Don’s charade is thrown into sharp relief by the disappointingly dramatic saga of Bob Benson, who turns out not to simply be a sincerely nice guy but in fact another Dick Whitman on the run from his past. Don hasn’t changed a whit (as it were) from the series’ pilot, still wearing the same suits and drinking the same mediocre whiskey and relying on the same gift for funneling his secret dismay at his own lies and failings in order to bring compelling sincerity to his ad copy; yet his would-be rival from the beginning, Pete Campbell, has changed. He’s still a pompous, whiny, blue-blood twerp — the same “grubby little pimp” as ever — but he’s older now, cannier. Experienced enough to realize that there’s no value in outing Bob’s lies to the world but rather in keeping him close, under his thumb, the way Burt Cooper did when Campbell tried to out Don in a moment of rash attempted extortion.
Of course, Pete is still a twerp. He rushes to take on the Chevy contract when Ken Cosgrove ends up with a face full of buckshot in a hunting accident, clutching that stupid rifle he bought way back in the show’s second episode. You can almost see him patting himself on the back over his great career move and, finally, a chance to be a man by shooting things with manly men… only to have his gawky secretary laugh at the inadequate power of his little low-caliber rifle. I guess Mad Men hasn’t grown either, huh? It’ll still take every opportunity it can to emasculate Campbell.
Likewise, Don’s personal stagnation also contrasts with the growth of his daughters, one literal, one figurative. Where Sally and Peggy once looked up to him, they despise him now for his selfishness and unfaithfulness. Caught in the midst of a sexual peccadillo by Sally even as he uses Peggy and Ted Chaough’s unrequited longing for each other as a lever to embarrass them in front of a client, his hypocrisy seemingly knows no bounds. He lives a lie in front of his wife every night, yet flips the channel in disgust when he happens to come across her image acting a character’s part on an afternoon soap.

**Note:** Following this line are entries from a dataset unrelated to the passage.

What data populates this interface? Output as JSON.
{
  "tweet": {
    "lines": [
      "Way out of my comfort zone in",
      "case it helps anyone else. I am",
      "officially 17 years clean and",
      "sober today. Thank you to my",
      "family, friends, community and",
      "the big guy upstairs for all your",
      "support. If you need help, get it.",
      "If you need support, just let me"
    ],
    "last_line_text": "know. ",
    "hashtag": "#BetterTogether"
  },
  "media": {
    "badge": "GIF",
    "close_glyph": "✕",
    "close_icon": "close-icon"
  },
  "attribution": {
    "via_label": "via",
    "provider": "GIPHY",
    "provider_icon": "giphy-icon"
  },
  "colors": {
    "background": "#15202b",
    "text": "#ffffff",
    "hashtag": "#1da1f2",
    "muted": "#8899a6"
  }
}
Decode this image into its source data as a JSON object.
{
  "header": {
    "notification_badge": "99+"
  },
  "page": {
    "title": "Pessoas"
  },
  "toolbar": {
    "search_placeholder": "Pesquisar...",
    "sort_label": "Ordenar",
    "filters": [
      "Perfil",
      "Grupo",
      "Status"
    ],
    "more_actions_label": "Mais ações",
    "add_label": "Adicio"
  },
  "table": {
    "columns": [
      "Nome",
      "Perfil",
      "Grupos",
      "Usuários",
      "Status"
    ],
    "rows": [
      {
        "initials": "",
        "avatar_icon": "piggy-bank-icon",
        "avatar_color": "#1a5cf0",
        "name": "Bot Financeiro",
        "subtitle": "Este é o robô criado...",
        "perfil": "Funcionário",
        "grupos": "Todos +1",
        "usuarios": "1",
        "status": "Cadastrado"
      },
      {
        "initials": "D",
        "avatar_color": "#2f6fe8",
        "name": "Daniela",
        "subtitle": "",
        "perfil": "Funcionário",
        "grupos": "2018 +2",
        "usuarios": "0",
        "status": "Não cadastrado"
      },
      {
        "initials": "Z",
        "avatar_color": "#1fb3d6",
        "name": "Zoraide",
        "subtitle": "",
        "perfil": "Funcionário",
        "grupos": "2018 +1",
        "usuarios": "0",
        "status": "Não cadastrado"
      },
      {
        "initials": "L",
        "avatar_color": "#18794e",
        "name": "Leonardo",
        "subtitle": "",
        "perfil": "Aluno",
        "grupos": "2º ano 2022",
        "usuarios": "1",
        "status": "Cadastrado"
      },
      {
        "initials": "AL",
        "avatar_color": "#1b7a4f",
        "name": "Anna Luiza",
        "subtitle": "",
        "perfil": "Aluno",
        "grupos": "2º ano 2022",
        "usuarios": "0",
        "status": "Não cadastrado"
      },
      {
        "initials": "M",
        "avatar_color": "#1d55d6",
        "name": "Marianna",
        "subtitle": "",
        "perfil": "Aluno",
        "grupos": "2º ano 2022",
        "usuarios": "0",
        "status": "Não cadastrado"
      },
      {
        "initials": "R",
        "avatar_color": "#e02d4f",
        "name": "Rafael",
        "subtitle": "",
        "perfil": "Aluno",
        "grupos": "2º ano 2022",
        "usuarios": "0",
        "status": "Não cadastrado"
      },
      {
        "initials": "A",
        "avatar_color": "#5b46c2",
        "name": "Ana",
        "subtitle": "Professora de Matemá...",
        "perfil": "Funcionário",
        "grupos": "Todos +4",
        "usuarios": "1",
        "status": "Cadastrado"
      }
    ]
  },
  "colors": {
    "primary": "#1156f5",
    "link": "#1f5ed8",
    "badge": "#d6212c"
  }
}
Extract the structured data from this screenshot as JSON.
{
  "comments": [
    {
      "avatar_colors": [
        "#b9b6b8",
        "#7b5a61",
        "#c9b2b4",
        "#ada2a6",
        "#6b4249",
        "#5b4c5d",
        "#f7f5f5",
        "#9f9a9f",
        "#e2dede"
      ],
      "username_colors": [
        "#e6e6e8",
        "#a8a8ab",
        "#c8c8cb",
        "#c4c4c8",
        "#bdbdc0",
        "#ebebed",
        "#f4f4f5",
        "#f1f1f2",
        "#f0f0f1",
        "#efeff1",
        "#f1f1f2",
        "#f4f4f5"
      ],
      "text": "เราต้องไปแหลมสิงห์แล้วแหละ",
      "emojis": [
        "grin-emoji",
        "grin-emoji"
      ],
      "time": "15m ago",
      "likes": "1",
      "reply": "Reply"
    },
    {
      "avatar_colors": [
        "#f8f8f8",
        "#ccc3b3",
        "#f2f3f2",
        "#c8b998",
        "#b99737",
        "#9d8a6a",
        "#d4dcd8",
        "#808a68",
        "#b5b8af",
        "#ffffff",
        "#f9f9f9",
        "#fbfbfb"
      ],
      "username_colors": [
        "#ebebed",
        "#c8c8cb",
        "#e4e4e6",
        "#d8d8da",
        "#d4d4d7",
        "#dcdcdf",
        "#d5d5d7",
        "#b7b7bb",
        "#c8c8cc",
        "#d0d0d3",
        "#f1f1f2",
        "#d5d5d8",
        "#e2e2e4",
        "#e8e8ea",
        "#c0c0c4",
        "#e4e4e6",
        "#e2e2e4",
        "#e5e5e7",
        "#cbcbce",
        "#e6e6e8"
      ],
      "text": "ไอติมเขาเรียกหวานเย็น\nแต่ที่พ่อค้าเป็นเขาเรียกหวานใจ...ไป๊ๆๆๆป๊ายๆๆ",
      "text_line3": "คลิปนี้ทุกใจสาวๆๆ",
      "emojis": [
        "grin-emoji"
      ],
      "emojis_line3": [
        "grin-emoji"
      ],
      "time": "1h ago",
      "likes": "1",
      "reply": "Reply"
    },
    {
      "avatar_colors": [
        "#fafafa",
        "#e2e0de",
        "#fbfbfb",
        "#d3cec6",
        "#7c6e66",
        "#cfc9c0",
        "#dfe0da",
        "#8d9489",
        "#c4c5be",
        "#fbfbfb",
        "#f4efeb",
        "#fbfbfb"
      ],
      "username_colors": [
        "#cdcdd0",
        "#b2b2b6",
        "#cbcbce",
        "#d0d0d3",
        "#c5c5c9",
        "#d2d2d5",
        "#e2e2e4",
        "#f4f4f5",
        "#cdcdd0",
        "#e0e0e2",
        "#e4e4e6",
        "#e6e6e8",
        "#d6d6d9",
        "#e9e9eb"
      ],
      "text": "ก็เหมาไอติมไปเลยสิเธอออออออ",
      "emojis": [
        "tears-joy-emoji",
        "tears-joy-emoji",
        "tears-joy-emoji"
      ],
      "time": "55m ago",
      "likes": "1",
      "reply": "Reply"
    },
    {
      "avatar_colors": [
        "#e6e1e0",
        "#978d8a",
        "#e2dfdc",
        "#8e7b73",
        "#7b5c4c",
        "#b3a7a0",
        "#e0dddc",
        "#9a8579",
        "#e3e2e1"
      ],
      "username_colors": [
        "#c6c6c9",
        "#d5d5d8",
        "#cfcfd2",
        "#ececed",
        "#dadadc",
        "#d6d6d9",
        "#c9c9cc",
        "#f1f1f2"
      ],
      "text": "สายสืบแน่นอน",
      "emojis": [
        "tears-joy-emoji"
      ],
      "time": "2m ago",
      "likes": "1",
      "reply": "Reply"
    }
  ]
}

There’s a reckoning due soon as Don’s tower of lies inevitably topples. After years of coasting through life with someone else’s identity, sleeping with every woman besides the one he’s married to, and making a fortune off tricking people into buying products they don’t need, I’m fascinated to see what that comeuppance will be. Or maybe the unexpected twist will be that he doesn’t get what’s coming to him, and he can glide through the rest of his life wearing a borrowed life and an unfashionable suit. Often, in real life, the bad guys win.